A su vez este informe ofrece algunas proyecciones sobre el futuro próximo. Sus modelos representan, cada vez con más precisión, los efectos que tendrá el cambio climático. Hay escenarios más y menos optimistas; todos con consecuencias graves.
En el caso de que las emisiones de carbono se reduzcan lo suficiente para mantener el aumento de temperatura en 1,5 grados centígrados respecto de los niveles preindustriales, un objetivo que está lejos de ser alcanzado aún, las consecuencias para el planeta serían como mínimo devastadoras.
La subida del nivel del mar, el cambio del ciclo del agua en todo el planeta, el aumento en la frecuencia de lluvias excepcionales e inundaciones, mayores periodos de sequías y olas de calor más extremas y frecuentes son algunas de las consecuencias en este escenario optimista.

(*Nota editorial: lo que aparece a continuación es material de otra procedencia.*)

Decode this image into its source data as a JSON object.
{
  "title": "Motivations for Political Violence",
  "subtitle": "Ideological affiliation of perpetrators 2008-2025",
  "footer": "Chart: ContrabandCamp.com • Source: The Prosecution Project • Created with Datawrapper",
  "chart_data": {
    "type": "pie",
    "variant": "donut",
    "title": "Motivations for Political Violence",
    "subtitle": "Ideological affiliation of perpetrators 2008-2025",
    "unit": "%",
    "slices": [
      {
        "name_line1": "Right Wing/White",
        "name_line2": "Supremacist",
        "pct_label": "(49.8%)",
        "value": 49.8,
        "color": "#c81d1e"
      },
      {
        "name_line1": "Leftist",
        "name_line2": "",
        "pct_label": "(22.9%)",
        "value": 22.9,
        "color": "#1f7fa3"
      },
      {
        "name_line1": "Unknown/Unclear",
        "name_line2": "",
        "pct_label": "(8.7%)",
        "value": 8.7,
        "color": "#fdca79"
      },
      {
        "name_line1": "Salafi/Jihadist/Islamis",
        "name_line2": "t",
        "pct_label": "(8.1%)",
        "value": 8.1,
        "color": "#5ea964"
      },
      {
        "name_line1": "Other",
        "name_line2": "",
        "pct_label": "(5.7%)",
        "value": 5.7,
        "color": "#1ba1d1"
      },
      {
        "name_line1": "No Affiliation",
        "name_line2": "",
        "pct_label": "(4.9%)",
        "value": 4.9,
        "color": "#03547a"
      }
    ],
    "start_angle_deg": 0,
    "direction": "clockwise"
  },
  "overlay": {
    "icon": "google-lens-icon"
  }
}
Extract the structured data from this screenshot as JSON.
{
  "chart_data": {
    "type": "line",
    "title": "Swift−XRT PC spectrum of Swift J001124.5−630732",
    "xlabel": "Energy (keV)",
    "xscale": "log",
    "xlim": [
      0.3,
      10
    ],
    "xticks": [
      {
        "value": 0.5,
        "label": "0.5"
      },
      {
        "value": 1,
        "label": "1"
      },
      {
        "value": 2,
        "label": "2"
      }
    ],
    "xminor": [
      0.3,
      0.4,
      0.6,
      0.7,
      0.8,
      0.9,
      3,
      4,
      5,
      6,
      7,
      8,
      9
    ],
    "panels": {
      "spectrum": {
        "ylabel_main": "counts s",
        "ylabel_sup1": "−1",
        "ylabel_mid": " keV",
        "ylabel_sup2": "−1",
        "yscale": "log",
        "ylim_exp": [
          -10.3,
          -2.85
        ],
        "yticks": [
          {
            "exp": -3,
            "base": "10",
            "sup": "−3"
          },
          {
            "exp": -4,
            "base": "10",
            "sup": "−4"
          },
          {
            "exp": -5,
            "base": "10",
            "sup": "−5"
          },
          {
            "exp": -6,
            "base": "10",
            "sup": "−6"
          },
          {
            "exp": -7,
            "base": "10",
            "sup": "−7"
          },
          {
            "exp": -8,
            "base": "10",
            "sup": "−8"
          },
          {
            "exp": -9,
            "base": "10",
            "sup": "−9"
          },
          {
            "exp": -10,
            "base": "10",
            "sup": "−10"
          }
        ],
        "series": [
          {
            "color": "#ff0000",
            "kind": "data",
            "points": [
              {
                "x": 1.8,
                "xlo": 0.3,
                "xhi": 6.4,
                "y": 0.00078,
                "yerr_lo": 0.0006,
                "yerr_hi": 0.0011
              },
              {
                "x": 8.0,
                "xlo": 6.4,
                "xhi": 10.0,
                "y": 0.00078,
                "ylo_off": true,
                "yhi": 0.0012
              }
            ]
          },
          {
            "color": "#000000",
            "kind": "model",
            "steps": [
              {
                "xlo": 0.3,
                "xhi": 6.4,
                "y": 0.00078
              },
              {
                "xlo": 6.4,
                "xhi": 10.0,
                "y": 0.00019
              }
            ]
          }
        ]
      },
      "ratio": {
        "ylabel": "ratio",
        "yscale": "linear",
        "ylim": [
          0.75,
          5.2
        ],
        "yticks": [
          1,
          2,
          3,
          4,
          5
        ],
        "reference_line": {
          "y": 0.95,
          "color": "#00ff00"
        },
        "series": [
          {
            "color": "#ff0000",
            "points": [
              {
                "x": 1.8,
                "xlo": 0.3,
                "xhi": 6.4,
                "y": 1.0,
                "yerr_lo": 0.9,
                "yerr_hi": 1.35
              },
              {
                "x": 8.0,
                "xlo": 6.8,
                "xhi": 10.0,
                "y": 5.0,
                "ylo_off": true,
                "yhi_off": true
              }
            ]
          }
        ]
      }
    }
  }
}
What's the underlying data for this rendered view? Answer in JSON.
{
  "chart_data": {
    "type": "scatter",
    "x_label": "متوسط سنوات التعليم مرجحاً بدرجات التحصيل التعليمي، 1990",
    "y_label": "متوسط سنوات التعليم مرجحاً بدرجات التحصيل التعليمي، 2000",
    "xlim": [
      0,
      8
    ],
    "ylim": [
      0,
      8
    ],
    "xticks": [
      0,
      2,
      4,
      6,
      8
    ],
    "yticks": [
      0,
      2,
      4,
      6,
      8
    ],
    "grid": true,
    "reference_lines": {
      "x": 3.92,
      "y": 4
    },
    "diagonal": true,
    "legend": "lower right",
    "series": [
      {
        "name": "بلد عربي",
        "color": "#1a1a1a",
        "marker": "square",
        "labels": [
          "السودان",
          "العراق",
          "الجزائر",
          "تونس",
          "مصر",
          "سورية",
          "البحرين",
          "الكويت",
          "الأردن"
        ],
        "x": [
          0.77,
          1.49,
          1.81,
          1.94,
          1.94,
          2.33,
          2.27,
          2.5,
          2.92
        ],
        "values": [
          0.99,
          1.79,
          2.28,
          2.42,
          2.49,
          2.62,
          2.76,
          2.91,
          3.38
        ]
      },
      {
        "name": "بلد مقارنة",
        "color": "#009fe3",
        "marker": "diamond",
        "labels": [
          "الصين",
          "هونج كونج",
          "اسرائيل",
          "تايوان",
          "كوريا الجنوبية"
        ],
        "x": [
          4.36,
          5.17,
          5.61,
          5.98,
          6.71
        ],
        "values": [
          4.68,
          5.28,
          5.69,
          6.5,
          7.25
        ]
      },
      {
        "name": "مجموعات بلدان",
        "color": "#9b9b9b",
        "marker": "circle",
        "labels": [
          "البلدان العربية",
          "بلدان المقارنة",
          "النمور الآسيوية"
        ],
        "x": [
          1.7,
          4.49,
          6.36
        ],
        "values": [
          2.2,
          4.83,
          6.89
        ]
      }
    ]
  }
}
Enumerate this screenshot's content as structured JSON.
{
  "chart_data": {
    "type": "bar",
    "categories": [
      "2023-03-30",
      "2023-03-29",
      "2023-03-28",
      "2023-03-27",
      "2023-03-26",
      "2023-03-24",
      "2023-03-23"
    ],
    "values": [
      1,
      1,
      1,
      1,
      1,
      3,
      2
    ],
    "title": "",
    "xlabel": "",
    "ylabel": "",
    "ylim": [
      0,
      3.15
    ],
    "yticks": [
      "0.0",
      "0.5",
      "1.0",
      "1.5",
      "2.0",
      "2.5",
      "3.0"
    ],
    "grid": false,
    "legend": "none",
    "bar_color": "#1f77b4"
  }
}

De por sí estos cambios en el clima afectarán a todos los biomas de la tierra, algunos más críticamente como el ártico, y también acarrearán enormes problemas para la producción de alimento, la provisión de agua, la vivienda y la vida en general de buena parte de la humanidad. Pero esta no es la posibilidad más grave.
“Si no actuamos, la temperatura media de la superficie del mundo podría aumentar unos 3 grados centígrados este siglo. Las personas más pobres y vulnerables serán las más perjudicadas”, advierte la ONU. Y refuerza que “es un problema que requiere que la comunidad internacional trabaje de forma coordinada y precisa para que los países en desarrollo avancen hacia una economía baja en carbono”.
En 2015 se suscribió el llamado “Acuerdo de París”, el cual establece metas de reducción de la emisión de gases de efecto invernadero globales. En esa sintonía los principales países industriales se comprometen a cumplir metas nacionales. Hacia 2019 de los cuatro emisores principales -China, India, la Unión Europea y EE.UU.- ninguno mostraba reducciones significativas. Vale destacar que Washington, bajo el gobierno de Trump, se retiró en 2017 del acuerdo.
La pandemia del Covid-19 sometió a casi la mitad de la humanidad a distintas medidas de cuarentena y aislamiento. Las advertencias de los modelos de riesgo científicos lograron que los Estados tuvieran que tomar acciones más o menos coordinadas sacrificando la ganancia empresaria en favor de la salud. Pero ¿puede el sistema de gobernanza mundial coordinar con la misma inteligencia acciones igualmente radicales contra un mal mucho mayor como el calentamiento global? ¿Existe la posibilidad de una acción mancomunada más allá del repentino pánico global?
La competencia entre empresas y potencias marca de momento una ecuación tan simple como trágica: las energías renovables son caras y menos productivas. La alternativa sigue siendo el petróleo.
Las inversiones que demandaría una transformación energética suficiente son caras y no encuentran ningún incentivo para el modelo de empresa privada que rige nuestra economía. Y a su vez los Estados no quieren hacerse cargo de este coste que los pone en desventaja en la carrera global. A menos, claro, que las cargas se repartan.
¿Será la pandemia un ensayo que permita a la humanidad fijar nuevas prioridades? ¿Es posible hacerlo en un mundo aún dominado por la maximización del lucro privado como guía de quienes detentan la mayoría de los recursos?
Si la pandemia nos llevó a tomar medidas que nunca imaginamos, el cuidado del clima nos lleva a imaginar lo imposible.